Une histoire de baleines

Publié le 25 octobre 2007 dans Açores, Lectures.

Cré moi, cré moi pas, LaTartine vient de passer 2 mois à bord du Péquod et ce n’était pas une sinécure. Elle y a chassé le cachalot sur toutes les mers du monde, par tous les temps. Vous connaissez peut-être le capitaine du Péquod et sa jambe manquante taillée dans un os de baleine : c’est bien sûr le capitaine Achab qui voulait retrouver le cachalot blanc qui l’avait estropié. Dès le départ, quand Achab nous a annoncé son intention de chasser coûte que coûte le funeste Moby Dick, nous savions tous que cette histoire de fous allait mal tourner : Achab était fou de vengeance, et Moby Dick rendu fou furieux pas tous ces chasseurs qui avaient tenté de le tuer.

Baleine

Hé oui, deux mois pour dévorer les 800 pages de ce superbe roman de Herman Melville. J’y cherchais des réponses à mes questions après avoir vu les installations baleinières des Açores, et ce fut une belle découverte.
Vers 1850, les chasseurs américains de Nantucket partaient pour des campagnes de pêche qui duraient 3 ou 4 ans. Les cachalots étaient dépecés en mer, leur graisse passée directement au fondoir et la précieuse huile était stockée dans la cale.


Vigie à terre, Terceira et baleinière de Pico

Pas de campagne de pêche aux Açores, mais des vigies sur la côte scrutaient la mer et signalaient aux terriens la présence d’une baleine. Les hommes quittaient alors instantanément leurs activités et se précipitaient dans les baleinières. Un bateau à moteur tractaient les baleinières vers l’emplacement où le souffle avait été aperçu et, une fois libérées, elles poursuivaient et harcelaient leur proie à la rame et à la voile. La chasse devait alors beaucoup ressembler à celle pratiquée à l’époque de Moby Dick. La baleine tuée était ramenée sur le rivage où des usines en exploitaient tous les morceaux.

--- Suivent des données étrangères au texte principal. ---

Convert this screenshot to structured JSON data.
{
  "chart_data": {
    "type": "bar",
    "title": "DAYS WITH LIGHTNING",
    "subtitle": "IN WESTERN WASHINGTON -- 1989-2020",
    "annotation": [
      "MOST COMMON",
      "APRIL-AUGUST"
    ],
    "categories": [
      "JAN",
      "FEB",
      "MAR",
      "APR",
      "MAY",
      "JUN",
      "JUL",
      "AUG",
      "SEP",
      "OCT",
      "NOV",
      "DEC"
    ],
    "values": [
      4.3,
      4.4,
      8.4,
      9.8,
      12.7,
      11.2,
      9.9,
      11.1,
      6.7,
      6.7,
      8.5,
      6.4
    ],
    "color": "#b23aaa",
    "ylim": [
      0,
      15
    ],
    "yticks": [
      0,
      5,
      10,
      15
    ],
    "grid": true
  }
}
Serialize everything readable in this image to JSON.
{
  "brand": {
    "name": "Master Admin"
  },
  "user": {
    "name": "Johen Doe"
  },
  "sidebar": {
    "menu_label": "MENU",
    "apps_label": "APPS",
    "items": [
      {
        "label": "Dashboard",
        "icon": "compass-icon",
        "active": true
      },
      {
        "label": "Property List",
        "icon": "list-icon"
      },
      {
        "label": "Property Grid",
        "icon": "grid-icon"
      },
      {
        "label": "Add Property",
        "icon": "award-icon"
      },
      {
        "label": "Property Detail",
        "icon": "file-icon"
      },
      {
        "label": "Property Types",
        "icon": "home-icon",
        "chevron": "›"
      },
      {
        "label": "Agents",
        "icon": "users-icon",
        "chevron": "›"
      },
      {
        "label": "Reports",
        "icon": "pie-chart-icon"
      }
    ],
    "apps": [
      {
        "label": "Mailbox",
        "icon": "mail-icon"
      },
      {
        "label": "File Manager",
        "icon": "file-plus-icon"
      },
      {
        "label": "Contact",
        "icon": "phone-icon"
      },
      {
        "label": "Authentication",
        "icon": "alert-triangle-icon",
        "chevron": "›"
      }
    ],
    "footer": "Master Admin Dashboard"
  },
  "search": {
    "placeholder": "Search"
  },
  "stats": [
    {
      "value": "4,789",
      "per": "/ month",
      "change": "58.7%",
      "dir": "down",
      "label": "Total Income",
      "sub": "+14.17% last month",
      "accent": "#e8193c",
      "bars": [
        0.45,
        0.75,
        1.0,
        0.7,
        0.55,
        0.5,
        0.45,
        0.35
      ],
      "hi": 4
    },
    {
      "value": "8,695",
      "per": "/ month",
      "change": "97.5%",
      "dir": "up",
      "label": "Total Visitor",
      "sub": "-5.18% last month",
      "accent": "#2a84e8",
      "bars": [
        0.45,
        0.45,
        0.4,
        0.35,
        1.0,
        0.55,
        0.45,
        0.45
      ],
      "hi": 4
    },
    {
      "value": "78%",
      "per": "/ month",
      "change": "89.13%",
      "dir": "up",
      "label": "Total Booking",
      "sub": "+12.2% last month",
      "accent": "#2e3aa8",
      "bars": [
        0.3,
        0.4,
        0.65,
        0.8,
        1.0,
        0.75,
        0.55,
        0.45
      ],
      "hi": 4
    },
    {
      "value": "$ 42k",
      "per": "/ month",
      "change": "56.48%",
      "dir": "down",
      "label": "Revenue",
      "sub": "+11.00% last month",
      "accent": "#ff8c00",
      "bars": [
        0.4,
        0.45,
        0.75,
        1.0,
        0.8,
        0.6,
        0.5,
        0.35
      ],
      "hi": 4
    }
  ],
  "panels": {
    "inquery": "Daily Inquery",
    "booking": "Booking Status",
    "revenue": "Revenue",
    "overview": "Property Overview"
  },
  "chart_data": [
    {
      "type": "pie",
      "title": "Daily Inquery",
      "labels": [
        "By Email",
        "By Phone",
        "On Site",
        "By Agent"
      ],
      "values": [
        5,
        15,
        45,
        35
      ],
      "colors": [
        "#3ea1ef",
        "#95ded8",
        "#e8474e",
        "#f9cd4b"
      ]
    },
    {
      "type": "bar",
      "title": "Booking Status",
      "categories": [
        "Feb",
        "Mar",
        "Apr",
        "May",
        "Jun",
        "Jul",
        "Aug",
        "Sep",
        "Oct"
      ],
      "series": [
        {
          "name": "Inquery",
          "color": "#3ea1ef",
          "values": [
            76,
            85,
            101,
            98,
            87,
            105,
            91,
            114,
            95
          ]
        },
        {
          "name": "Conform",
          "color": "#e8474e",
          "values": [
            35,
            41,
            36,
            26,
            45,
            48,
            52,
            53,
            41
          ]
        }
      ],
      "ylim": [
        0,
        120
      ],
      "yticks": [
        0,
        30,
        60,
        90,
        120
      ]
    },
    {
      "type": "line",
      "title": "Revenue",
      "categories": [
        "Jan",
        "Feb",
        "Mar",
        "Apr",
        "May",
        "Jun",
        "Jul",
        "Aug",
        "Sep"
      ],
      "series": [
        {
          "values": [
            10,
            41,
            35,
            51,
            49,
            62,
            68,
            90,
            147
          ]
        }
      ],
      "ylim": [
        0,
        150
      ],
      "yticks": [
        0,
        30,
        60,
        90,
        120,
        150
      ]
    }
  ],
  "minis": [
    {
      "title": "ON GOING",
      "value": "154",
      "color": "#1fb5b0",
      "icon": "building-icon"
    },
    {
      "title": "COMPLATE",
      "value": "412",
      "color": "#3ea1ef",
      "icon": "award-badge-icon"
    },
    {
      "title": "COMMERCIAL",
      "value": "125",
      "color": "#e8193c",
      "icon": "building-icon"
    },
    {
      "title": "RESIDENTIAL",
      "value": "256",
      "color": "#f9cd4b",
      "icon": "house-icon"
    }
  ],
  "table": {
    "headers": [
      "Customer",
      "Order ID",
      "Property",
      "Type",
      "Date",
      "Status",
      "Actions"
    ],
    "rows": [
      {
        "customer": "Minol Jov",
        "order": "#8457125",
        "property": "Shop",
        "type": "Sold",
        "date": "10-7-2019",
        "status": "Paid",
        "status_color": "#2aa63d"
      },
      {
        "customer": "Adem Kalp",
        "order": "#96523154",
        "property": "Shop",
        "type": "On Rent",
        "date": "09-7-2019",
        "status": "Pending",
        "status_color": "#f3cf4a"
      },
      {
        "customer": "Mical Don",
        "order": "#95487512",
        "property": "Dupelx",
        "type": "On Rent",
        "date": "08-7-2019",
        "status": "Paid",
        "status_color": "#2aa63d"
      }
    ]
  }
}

Souvenirs de la grande pêche : le Capitaine Anselmo (1833-1912), fondateur de la chasse à la baleine sur l’île de Pico et les pavages de Lajes do Pico.

Les dernières baleines des Açores ont été chassées à la fin des années 90. Les pêcheurs açoriens n’ont jamais utilisé de harpon pneumatique ou électrique, contrairement aux japonais ou norvégiens. Aujourd’hui, les baleinières sont toujours soigneusement entretenues mais ne servent plus que pour des compétitions sportives, et les petites usines sont transformées en musées. Les anciens pécheurs discutent encore devant les hangars des baleinières. Ils doivent se raconter des histoires de cachalot, comme celle de Moby Dick …

Un commentaire sur “Une histoire de baleines”

  1. Kloelle a écrit :

    Il me faut relire ce livre lu à l’adolescence.